Autre exemple : l’allocation d’adulte handicapé, sujet difficile. Elle représentait 4 milliards en 2004; aujourd’hui, c’est 8,5 milliards. Comment un pays peut-il supporter une multiplication par plus de deux ? Son financement passe par le déficit et la dette ! Est-ce soutenable ? Il faudrait se fixer comme objectif que cela n’augmente plus du tout pendant deux ou trois ans. Dès lors, nous aurions une petite chance d’équilibrer nos comptes.

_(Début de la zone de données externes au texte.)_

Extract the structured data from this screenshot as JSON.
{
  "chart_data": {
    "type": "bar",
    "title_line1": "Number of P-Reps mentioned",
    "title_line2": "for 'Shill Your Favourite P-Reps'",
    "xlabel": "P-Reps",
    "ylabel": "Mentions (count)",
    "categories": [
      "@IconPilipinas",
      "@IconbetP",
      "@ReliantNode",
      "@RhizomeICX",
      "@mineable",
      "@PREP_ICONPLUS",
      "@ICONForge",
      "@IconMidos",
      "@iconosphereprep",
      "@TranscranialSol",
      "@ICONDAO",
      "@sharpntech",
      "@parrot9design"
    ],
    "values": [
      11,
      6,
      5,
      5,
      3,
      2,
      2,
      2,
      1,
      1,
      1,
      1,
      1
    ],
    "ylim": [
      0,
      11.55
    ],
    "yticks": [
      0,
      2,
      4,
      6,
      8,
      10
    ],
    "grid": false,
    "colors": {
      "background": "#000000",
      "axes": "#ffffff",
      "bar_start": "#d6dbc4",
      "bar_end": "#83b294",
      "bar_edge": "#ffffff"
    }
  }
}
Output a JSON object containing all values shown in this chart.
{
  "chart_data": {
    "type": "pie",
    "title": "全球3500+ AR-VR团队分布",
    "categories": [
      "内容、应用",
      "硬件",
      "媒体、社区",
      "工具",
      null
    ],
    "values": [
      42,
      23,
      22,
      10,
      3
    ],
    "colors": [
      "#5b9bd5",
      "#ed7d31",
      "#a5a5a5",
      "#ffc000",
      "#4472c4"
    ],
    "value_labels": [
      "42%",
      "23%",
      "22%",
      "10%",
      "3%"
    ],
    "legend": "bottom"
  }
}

Je ne parle pas de baisse d’impôts. Vu la profondeur de nos déficits, toute économie doit servir à les combler. Ce n’est que lorsque nous serons à un « déficit stabilisant », c’est-à-dire qui ne crée pas d’effet boule de neige sur la dette, que les économies pourront être affectées à des baisses d’impôts. On en est loin !
Chaque fois qu’il est question de réduire le nombre de fonctionnaires, la gauche interpelle : « Vous voulez moins d’infirmières, de policiers, de pompiers ? » Que répondez-vous à cela ?
Qu’il faut revoir les conditions de travail. Prenez l’exemple du jour de carence. Sa suppression va coûter près de 120 millions à l’hôpital public, parce que son instauration y avait fait baisser l’absentéisme. Avant de créer 60 000 postes dans l’Education nationale, peut-être aurait-il fallu s’interroger sur les besoins, les experts estimant qu’il y avait des manques dans le primaire mais pas dans le secondaire. Est-il raisonnable d’avoir autant de fonctionnaires ?
Tous les pays ont fait des « réformes de structure » : le Canada, les pays scandinaves qui étaient au bord de la faillite au début des années 90, l’Allemagne, le Royaume Uni… Nous sommes les seuls à les refuser. Ainsi de la non-réforme des retraites qui va coûter plus cher que la situation actuelle, car on augmente les cotisations sociales mais on créé des dépenses supplémentaires avec le compte pénibilité. Dans deux ans, il faudra remettre l’ouvrage sur le métier …
Comment demander aux collectivités locales de partager les efforts de l’Etat ?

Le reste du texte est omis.